The Potential of Potassium

In a study that endured across 11 years and engaged more than 90,000 postmenopausal women between the ages of 50 and 79, a regular and healthy intake of dietary potassium was shown to substantially reduce the risk of stroke among participants. Women whose diet was highest in potassium demonstrated a 12% reduction in their overall risk of stroke. 

The findings were especially true for those who did not already demonstrate certain risk factors for stroke such as hypertension or high blood pressure. According to the study, women who were already contending with these risk factors were less likely to see a significant reduction in their likelihood of stroke through the intake of potassium alone.  According to researchers, this difference may be an indication that potassium is more effective as a preventative measure against risk factors than as a remedy. This helps to underscore the recommendation to incorporate potassium into your dietary plan as early as possible.

But how to do this?

Go Bananas

Bananas are one of the richest and best known sources of potassium. But, according to WebMD, there are quite a few other sources for potassium that can easily be incorporated into your regular dietary plan. Like bananas, other members of the fruit family may be especially generous sources for this mineral, including strawberries, oranges, avocados and certain dried fruits such as raisins, apricots, prunes or dates.

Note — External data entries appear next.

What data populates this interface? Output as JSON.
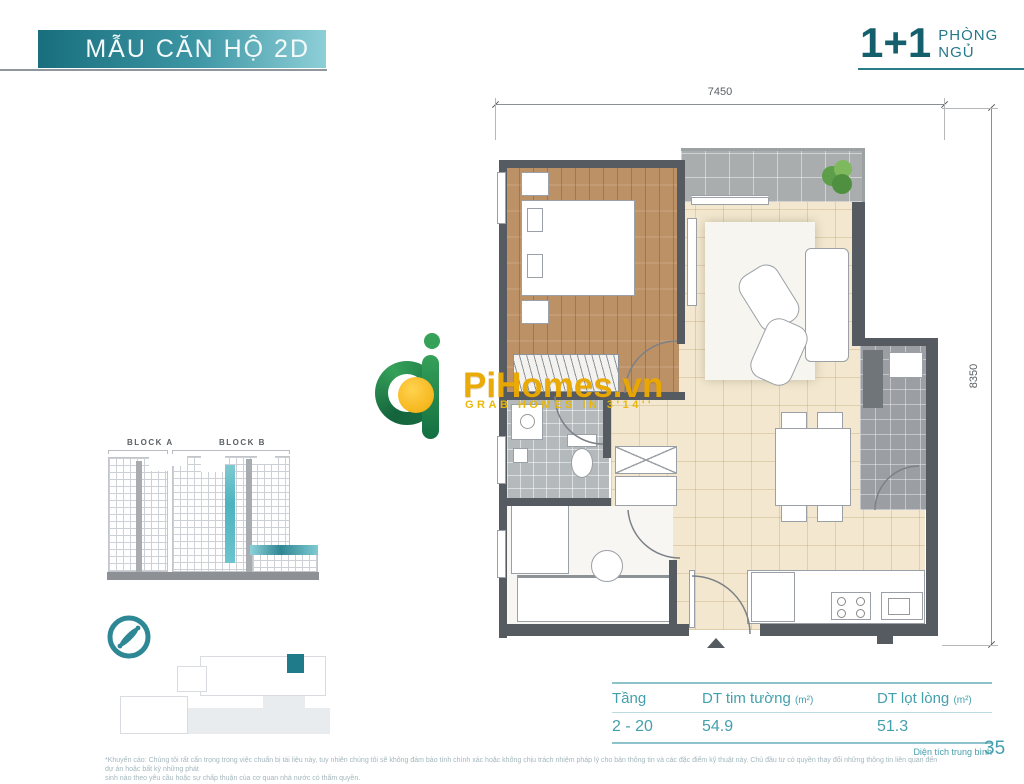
{
  "header": {
    "banner_title": "MẪU CĂN HỘ 2D",
    "unit_badge": {
      "count": "1+1",
      "label_line1": "PHÒNG",
      "label_line2": "NGỦ"
    }
  },
  "floorplan": {
    "dimension_top": "7450",
    "dimension_right": "8350"
  },
  "watermark": {
    "brand": "PiHomes.vn",
    "tagline": "GRAB HOMES IN 3'14''"
  },
  "block_diagram": {
    "block_a_label": "BLOCK A",
    "block_b_label": "BLOCK B"
  },
  "area_table": {
    "col_floor": "Tầng",
    "col_gross": "DT tim tường ",
    "col_gross_unit": "(m²)",
    "col_net": "DT lọt lòng ",
    "col_net_unit": "(m²)",
    "row": {
      "floor": "2 - 20",
      "gross": "54.9",
      "net": "51.3"
    },
    "note": "Diện tích trung bình"
  },
  "footer": {
    "disclaimer_line1": "*Khuyến cáo: Chúng tôi rất cẩn trọng trong việc chuẩn bị tài liệu này, tuy nhiên chúng tôi sẽ không đảm bảo tính chính xác hoặc không chịu trách nhiệm pháp lý cho bản thông tin và các đặc điểm kỹ thuật này. Chủ đầu tư có quyền thay đổi những thông tin liên quan đến dự án hoặc bất kỳ những phát",
    "disclaimer_line2": "sinh nào theo yêu cầu hoặc sự chấp thuận của cơ quan nhà nước có thẩm quyền.",
    "page_number": "35"
  },
  "colors": {
    "accent_teal": "#2a7c89",
    "table_teal": "#44a0ad",
    "banner_gradient_start": "#186e7c",
    "banner_gradient_end": "#8ecfd8",
    "highlight_teal": "#4db3c0",
    "logo_green": "#1e7f49",
    "logo_yellow": "#f2a800",
    "wall_gray": "#565b61",
    "floor_beige": "#f3e8cf",
    "wood_brown": "#bd9166"
  },
  "icons": [
    "compass-icon",
    "plant-icon",
    "entrance-arrow-icon",
    "pihomes-logo-icon"
  ]
}
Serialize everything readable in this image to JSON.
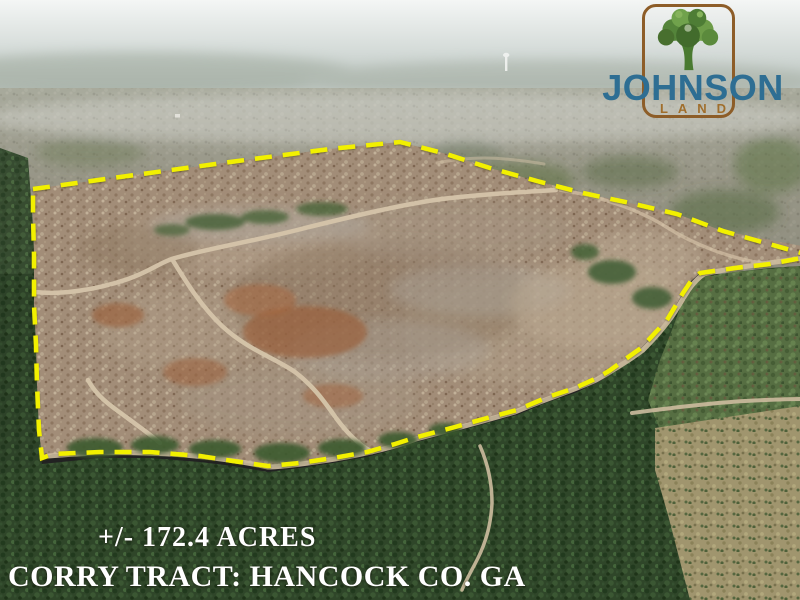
{
  "logo": {
    "brand": "JOHNSON",
    "division": "LAND",
    "icon": "oak-tree-icon",
    "brand_color": "#2e6e93",
    "division_color": "#a06e2c",
    "frame_color": "#8d5d28"
  },
  "captions": {
    "acreage": "+/- 172.4 ACRES",
    "tract": "CORRY TRACT: HANCOCK CO. GA",
    "text_color": "#ffffff"
  },
  "boundary": {
    "color": "#f2f000",
    "style": "dashed",
    "meaning": "property-tract-outline"
  },
  "scene": {
    "description": "Aerial photograph of a partially clear-cut timber tract outlined in yellow, surrounded by pine forest",
    "features": [
      "clear-cut ground",
      "red clay logging roads",
      "pine forest",
      "hazy horizon",
      "water tower"
    ]
  }
}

A number of vegetables and legumes also fall into this group of foods, including tomatoes, spinach, beans, and peas.  Potatoes may also be an excellent source of potassium. You can also incorporate low-fat dairy products like yogurt into the mix for a source that combines potassium and calcium.  For a protein-rich source of potassium, lean meats, fish and poultry will do the job.

Though we tend to think of bananas when we think of potassium, there are countless ways to incorporate this genetic building block into your everyday diet. Not only will you feel better today, you’ll also be taking steps to protect your health for tomorrow!